Ülkemize yönelik küresel ve bölgesel gelişmelerin ağır tehditleri gündeme taşıdığı bir dönemde milli birlik ve beraberliğimiz daha da büyük önem kazanmıştır.

Türk milletinin bölünmesine, ayrışmasına, düşmanlaşmasına daha fazla yardımcı olmayın.

Aziz Atatürk’ün iç cephe dediği milli birliğimizi güçlendirici adımları hızla atın. İstiklal Harbimize ve Atatürk’e, Türk Milletinin milli değerlerine saygı gösterin. DİB’ i Atatürk’e saldırıların koçbaşı olarak kullanmaktan vazgeçip, bir süre birlikte çalıştığınız FETÖ ile gerçek bir mücadeleye başlayın. Tarikat ve cemaatlerle mücadele edin. DİB in eksikliği bunları ortaya çıkarmıştır.

Ben Kuranı Kerimi DİB in camisinde öğrendim. Namazları eskiden camilerde kılıyordum şimdi evde yada işyerimde kılıyorum. Yalan yanlış, fitne fesat üreten vaazlar beni camilerden soğuttu.

Bilmem farkında mısınız? DİB Türkiye Ekonomisini de olumsuz etkiliyor.
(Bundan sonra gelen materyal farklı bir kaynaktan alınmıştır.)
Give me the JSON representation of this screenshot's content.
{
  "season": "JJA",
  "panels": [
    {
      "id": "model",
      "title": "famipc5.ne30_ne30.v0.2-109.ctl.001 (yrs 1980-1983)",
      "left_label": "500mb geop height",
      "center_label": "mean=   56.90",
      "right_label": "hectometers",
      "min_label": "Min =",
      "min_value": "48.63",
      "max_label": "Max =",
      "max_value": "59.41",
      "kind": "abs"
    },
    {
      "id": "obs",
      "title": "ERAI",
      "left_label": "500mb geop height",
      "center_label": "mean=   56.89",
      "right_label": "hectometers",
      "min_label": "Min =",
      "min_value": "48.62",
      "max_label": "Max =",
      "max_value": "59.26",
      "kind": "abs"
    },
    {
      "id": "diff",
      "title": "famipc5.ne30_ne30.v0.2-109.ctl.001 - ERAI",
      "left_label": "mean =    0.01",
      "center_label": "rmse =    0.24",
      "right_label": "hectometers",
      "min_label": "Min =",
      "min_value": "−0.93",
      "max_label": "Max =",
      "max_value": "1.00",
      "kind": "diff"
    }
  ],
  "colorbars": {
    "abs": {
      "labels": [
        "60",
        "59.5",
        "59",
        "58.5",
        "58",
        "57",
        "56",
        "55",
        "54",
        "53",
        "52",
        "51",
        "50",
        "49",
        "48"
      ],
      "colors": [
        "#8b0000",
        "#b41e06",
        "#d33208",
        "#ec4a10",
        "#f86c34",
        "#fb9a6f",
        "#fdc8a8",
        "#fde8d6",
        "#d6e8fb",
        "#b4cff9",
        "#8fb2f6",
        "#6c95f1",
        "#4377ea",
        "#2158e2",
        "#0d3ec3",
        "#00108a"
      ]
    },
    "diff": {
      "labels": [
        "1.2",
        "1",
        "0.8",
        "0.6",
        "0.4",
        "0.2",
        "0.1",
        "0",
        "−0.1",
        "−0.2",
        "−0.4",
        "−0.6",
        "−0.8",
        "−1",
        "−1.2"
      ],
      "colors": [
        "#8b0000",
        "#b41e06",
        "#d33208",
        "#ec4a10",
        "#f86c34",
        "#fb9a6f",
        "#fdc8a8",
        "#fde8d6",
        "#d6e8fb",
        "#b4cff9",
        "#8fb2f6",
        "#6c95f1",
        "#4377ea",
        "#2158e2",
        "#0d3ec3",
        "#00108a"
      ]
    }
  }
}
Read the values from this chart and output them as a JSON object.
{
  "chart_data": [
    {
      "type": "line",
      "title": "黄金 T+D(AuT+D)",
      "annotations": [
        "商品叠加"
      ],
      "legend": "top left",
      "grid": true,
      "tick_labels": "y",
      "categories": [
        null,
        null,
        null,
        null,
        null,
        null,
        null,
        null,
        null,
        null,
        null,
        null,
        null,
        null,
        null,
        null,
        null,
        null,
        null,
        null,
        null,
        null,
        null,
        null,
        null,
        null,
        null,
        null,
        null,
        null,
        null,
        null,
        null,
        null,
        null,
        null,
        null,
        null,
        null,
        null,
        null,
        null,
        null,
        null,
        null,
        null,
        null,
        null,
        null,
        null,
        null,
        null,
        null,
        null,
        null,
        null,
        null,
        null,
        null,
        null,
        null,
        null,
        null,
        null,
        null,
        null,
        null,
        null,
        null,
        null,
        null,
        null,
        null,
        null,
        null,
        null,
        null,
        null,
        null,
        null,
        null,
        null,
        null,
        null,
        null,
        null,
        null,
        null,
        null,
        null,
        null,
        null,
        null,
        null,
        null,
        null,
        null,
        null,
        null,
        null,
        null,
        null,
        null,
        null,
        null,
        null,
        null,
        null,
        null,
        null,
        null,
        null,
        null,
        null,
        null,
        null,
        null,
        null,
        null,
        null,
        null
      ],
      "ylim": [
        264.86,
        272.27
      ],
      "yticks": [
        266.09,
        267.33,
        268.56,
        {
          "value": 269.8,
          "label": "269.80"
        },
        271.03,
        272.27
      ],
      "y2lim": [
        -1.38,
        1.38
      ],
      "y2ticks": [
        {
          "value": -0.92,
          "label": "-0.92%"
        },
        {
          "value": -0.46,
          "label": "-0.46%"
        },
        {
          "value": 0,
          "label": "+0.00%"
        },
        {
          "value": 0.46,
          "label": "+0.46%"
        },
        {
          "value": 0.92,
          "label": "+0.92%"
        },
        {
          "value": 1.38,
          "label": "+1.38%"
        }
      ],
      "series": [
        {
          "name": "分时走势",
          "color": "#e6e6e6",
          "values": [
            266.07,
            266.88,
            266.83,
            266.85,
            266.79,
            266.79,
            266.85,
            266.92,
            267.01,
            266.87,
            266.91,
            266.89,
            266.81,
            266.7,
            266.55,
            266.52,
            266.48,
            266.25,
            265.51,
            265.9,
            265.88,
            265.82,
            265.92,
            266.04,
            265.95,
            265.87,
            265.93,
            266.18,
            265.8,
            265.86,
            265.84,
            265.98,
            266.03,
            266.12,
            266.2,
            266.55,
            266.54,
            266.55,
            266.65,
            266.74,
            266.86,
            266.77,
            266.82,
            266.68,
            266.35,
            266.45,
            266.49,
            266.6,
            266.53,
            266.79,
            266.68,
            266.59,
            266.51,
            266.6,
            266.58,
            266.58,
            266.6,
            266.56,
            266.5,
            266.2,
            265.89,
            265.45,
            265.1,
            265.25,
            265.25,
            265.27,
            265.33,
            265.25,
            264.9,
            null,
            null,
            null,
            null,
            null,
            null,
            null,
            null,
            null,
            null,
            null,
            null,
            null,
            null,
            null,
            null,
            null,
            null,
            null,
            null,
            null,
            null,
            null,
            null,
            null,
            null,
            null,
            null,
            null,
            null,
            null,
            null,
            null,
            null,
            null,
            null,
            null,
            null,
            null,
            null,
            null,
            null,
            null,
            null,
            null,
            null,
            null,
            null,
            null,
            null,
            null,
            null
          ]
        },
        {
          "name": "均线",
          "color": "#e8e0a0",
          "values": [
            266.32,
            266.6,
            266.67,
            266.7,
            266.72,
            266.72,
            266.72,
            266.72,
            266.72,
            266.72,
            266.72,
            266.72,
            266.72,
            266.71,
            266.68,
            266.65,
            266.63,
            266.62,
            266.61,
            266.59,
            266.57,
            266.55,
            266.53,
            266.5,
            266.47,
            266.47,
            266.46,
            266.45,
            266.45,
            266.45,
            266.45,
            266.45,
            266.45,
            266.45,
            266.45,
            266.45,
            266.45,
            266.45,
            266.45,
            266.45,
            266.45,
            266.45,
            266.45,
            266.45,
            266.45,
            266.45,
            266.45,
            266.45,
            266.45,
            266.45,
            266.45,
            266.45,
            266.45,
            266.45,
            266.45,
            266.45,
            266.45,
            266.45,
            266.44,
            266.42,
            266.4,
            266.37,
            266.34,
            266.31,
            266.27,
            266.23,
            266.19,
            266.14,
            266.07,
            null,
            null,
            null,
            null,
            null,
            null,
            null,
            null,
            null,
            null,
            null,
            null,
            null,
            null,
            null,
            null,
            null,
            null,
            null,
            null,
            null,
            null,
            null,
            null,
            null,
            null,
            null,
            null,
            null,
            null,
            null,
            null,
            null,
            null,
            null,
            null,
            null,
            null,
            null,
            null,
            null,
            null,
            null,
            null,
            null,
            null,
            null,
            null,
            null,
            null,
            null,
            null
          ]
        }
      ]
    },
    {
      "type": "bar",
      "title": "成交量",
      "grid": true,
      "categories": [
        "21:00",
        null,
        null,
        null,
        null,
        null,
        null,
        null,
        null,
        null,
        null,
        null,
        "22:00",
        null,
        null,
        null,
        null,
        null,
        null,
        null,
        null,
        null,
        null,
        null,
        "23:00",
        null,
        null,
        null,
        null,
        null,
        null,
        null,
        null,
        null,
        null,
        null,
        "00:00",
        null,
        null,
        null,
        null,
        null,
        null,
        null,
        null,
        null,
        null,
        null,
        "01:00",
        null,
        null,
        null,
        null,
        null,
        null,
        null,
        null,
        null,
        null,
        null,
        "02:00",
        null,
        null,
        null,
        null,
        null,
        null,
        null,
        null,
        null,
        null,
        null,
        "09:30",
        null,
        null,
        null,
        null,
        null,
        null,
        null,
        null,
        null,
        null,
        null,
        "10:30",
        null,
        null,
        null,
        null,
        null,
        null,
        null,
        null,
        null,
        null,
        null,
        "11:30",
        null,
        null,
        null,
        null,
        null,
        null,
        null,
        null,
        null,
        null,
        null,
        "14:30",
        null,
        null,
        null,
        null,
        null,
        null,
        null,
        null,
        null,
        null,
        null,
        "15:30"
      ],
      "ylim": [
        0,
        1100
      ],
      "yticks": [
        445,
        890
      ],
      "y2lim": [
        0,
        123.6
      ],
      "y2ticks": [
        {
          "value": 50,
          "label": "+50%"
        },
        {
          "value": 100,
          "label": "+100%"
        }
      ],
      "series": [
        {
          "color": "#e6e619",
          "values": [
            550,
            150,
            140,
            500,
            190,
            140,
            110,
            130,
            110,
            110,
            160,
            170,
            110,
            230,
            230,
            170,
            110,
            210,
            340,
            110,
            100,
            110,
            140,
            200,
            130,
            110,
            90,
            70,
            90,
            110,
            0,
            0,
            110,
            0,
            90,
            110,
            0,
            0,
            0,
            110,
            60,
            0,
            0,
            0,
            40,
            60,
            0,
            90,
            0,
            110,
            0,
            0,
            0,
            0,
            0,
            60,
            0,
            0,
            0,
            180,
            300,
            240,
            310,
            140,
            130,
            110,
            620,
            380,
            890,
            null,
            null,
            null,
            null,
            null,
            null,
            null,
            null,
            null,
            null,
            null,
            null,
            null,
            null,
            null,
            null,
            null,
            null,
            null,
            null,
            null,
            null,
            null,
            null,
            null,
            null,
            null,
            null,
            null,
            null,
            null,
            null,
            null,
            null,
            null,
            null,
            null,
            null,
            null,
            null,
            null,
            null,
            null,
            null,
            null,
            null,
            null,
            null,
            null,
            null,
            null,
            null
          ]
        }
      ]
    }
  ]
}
Milyonlarca dolar verip içi boş camiler yaptınız. Çamlıca ve Ankara Diyanet camilerine gittim bir saf bile dolmuyor. İslam gösterişi israfı sevmez. Ülkede 125 bin cami onun yarısı kadar bile olmayan Okul sayısı var. Corona salgını göstermiştir ki artık ilim ve bilim ön plandadır. İslam da Tarikat ve cemaatler yoktur. DİB in asli görevi İslamiyeti seçmiş olan bu toplumu birleştirmektir. İslamiyeti topluma bölücülük yapmadan anlatmaktır.